Transurban bids for Sydney tunnel

Pre-emptive strike: Transurban intends to buy Sydney’s Cross City Tunnel. Photo: Jim RiceTransurban is hopeful of buying Sydney’s failed Cross City Tunnel within the coming months for a total outlay of about $500 million, in a deal that will cement its position as the city’s toll-road king.

Australia’s largest toll-road operator has also declared interest in buying Queensland Motorways, which operates five tollways in Brisbane, should its owner decide to push ahead with a sale.

Transurban made a pre-emptive strike on Monday in its attempt to buy the Cross City Tunnel by purchasing debt in the asset for $475 million from its sole senior secured creditor, Royal Bank of Scotland.

Built for about $1 billion, Cross City Tunnel has attracted only a fraction of the predicted traffic.

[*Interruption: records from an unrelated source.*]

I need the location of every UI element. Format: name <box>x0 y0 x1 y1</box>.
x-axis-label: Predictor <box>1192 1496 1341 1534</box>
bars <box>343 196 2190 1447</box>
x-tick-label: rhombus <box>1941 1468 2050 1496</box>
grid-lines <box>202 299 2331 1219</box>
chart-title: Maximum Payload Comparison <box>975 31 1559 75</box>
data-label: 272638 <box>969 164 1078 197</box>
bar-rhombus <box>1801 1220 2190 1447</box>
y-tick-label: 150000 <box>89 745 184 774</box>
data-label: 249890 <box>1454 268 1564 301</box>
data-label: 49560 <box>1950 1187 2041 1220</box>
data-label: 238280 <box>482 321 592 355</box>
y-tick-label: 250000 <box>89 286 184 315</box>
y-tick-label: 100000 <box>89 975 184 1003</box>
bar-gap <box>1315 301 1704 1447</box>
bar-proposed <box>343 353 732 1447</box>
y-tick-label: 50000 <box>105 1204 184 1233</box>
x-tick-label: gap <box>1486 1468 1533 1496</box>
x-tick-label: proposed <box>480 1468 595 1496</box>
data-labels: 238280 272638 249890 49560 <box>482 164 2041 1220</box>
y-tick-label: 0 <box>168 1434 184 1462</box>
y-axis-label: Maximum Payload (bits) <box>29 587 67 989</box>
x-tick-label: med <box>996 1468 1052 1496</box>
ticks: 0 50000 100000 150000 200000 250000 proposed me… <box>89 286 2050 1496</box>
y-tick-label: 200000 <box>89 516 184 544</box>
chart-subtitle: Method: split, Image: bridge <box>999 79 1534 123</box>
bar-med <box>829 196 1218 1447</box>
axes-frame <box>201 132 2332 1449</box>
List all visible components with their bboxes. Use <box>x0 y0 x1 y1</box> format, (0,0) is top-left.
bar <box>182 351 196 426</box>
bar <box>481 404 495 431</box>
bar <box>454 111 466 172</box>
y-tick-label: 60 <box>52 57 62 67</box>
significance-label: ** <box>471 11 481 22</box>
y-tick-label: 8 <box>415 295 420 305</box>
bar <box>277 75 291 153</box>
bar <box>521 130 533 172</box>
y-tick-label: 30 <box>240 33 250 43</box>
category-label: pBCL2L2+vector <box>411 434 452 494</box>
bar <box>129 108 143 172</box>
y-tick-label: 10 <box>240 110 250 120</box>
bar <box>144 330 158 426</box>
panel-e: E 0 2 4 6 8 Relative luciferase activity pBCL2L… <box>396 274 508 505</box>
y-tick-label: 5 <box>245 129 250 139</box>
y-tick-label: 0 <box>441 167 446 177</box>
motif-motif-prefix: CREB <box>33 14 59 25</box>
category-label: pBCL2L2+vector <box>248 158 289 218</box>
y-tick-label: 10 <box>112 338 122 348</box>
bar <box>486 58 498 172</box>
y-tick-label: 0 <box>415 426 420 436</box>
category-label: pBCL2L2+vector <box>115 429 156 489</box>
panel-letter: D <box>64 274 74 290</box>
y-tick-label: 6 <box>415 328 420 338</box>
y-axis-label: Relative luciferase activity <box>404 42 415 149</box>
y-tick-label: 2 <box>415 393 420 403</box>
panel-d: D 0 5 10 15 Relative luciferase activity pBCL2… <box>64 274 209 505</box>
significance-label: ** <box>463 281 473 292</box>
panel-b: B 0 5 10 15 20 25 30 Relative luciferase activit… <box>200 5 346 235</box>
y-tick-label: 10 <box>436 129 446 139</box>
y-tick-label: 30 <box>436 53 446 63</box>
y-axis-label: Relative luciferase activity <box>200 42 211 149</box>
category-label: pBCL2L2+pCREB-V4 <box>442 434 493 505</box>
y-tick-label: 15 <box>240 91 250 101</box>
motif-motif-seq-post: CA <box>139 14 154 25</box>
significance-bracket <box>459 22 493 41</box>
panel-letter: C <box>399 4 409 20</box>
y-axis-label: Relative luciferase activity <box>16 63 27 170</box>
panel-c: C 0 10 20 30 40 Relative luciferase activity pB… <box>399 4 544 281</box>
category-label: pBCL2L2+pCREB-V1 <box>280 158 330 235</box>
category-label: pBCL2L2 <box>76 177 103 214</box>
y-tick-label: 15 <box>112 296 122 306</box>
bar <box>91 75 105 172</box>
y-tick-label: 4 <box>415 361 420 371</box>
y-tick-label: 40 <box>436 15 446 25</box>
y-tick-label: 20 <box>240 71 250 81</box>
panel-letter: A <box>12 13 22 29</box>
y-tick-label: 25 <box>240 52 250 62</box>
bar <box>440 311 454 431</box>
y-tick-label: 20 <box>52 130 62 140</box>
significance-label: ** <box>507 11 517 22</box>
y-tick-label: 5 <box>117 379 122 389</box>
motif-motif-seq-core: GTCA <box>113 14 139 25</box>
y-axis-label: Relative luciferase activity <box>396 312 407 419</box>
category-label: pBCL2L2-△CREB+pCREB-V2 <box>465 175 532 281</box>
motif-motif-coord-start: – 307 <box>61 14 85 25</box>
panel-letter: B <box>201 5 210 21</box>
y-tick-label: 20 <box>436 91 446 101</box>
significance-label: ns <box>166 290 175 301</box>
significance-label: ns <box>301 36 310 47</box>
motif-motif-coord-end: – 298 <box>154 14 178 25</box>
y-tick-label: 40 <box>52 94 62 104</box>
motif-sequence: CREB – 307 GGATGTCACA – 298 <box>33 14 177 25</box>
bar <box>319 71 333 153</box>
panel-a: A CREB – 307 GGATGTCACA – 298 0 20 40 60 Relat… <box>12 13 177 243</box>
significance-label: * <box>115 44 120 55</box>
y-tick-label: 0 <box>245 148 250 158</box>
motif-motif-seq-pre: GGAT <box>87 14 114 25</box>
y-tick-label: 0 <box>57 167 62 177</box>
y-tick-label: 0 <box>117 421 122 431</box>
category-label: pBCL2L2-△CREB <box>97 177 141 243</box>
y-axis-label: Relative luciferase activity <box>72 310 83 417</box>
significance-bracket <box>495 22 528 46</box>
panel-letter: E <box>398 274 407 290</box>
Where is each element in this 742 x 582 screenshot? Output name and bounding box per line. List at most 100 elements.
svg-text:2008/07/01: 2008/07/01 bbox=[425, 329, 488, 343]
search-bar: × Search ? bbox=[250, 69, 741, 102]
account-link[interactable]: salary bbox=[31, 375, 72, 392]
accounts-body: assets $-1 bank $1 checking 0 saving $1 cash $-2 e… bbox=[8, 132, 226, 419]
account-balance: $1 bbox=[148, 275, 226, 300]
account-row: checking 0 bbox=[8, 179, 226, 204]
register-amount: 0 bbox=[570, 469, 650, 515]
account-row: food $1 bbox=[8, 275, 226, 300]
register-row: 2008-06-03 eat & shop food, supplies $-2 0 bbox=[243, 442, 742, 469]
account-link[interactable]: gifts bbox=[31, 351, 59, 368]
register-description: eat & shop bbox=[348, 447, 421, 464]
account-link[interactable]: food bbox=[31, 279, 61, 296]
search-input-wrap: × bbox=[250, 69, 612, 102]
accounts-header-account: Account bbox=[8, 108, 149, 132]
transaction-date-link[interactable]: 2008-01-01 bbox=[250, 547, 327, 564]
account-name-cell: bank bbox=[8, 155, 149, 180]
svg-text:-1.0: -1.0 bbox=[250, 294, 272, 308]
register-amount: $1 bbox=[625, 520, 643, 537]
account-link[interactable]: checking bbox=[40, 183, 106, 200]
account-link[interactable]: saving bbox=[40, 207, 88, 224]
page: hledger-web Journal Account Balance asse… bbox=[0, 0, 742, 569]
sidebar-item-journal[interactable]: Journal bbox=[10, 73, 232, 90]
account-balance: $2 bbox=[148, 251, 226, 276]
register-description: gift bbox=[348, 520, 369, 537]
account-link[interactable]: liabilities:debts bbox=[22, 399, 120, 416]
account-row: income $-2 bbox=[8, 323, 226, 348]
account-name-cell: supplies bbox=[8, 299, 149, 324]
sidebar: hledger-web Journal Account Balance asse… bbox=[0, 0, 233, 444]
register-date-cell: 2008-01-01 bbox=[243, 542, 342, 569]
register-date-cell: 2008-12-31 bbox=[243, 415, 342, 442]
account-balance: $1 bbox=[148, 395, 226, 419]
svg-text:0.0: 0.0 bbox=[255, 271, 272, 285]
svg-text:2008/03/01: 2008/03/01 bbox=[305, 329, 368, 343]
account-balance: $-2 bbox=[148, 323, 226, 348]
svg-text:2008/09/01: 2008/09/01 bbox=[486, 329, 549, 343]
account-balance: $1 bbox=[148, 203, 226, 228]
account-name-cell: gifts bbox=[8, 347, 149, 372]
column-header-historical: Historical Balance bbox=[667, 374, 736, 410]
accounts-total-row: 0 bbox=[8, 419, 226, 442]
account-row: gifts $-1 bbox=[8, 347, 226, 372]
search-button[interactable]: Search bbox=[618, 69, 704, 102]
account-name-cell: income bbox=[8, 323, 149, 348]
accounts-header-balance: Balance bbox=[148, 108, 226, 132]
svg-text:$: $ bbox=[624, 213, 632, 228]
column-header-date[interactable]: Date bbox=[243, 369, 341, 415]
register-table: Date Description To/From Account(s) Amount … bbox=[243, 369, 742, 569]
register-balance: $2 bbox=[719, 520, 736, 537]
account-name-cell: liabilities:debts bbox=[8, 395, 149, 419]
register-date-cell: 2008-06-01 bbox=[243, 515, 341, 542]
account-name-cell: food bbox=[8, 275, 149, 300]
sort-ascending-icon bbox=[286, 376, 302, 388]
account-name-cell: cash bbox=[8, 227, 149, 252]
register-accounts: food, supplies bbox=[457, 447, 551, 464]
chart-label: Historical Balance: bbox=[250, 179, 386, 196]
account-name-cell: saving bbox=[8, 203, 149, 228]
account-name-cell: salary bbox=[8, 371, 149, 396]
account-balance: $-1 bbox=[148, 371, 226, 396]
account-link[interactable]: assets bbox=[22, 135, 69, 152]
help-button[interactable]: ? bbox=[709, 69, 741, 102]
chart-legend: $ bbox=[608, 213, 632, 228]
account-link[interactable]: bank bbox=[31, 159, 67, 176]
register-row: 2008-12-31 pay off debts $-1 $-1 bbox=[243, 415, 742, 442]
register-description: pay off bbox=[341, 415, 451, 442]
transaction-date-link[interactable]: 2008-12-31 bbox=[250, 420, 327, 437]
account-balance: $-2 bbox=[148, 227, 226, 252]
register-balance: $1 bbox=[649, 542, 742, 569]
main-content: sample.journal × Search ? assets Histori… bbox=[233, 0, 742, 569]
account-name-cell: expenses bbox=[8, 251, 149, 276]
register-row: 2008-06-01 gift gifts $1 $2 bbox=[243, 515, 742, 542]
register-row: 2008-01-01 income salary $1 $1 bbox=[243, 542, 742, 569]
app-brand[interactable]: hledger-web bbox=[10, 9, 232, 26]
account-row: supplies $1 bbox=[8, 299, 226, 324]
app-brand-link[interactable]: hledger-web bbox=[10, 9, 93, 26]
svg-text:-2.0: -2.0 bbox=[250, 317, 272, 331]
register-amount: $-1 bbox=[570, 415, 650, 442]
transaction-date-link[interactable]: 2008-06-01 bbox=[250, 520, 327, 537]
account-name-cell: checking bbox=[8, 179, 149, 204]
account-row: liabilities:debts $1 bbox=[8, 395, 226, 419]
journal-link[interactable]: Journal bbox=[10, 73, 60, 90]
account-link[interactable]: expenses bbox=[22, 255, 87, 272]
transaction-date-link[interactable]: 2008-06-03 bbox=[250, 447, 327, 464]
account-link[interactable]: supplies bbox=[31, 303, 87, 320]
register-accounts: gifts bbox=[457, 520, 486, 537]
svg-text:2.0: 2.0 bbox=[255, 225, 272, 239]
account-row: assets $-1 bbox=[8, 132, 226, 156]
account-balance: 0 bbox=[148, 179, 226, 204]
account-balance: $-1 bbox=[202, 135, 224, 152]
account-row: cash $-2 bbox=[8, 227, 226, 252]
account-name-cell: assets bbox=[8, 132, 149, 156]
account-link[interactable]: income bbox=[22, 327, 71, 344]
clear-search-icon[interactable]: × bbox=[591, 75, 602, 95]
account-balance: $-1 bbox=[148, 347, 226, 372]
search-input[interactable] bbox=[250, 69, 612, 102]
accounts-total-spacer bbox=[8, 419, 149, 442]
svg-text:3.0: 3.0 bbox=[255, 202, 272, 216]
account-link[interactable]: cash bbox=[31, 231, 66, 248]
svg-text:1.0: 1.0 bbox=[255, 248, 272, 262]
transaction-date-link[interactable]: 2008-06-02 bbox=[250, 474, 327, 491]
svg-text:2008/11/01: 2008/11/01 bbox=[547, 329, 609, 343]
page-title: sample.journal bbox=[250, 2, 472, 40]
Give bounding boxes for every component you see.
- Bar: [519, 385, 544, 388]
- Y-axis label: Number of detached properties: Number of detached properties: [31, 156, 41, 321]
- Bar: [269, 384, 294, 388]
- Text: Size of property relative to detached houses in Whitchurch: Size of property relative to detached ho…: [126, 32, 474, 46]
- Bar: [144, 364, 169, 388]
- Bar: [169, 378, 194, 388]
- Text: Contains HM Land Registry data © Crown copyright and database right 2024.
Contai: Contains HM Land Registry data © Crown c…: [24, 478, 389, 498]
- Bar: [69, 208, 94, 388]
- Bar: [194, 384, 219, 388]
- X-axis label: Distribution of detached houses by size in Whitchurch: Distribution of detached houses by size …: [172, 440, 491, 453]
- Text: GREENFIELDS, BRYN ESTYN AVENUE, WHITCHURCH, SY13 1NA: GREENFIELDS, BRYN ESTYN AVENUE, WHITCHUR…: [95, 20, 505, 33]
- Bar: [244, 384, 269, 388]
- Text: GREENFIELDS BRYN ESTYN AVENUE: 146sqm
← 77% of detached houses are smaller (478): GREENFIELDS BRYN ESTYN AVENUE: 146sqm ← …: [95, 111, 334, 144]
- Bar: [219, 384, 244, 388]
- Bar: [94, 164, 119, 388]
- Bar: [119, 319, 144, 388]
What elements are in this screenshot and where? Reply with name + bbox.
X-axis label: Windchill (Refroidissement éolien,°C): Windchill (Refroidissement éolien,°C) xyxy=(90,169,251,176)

Transurban had previously made clear its interest in buying the 2.1-kilometre tunnel, which would fit well with its other toll-roads in Sydney such as the M2, M5, M7, the Eastern Distributor and the Lane Cove Tunnel.

The Cross City Tunnel, which was placed in receivership in September for the second time in eight years, runs under Sydney’s central business district and is linked to the Eastern Distributor.

Transurban boss Scott Charlton said the company hoped to buy the tunnel for $500 million, including stamp duty. This is a price we think represents value for the Transurban shareholders,” he said.

He emphasised the synergies Transurban could realise by operating both the Eastern Distributor and the Cross City Tunnel, as well as the other roads in its Sydney network.

Even if a higher bid emerges, he said Transurban would still make a material profit on the purchase of the tunnel’s debt. He expects the purchase of the debt to be completed by December, and is hopeful for receivers to finish the sale of the tunnel by February or March.

Transurban expects the tunnel to generate ”very moderate growth” over the long term, and would continue to toll motorists.

Analysts said it was unlikely a higher bid would emerge.

Macquarie Equities analyst Ian Myles said Transurban was buying the tunnel for a ”great price” by removing the likelihood of competitive tension emerging from other bidders. But he said the tunnel was ”not a must-have in their portfolio”, and agreed that growth in traffic would be modest.

”The east doesn’t go west. Until you get those in the eastern suburbs to go to more than the fish markets, the tunnel’s growth has got some constraints,” he said.

Transurban will make a further payment to Royal Bank of Scotland of up to $27.5 million over four years in the event that the tunnel’s traffic is better than its own best assumptions.

The deal has not altered Transurban’s guidance for this financial year of 34¢ a share.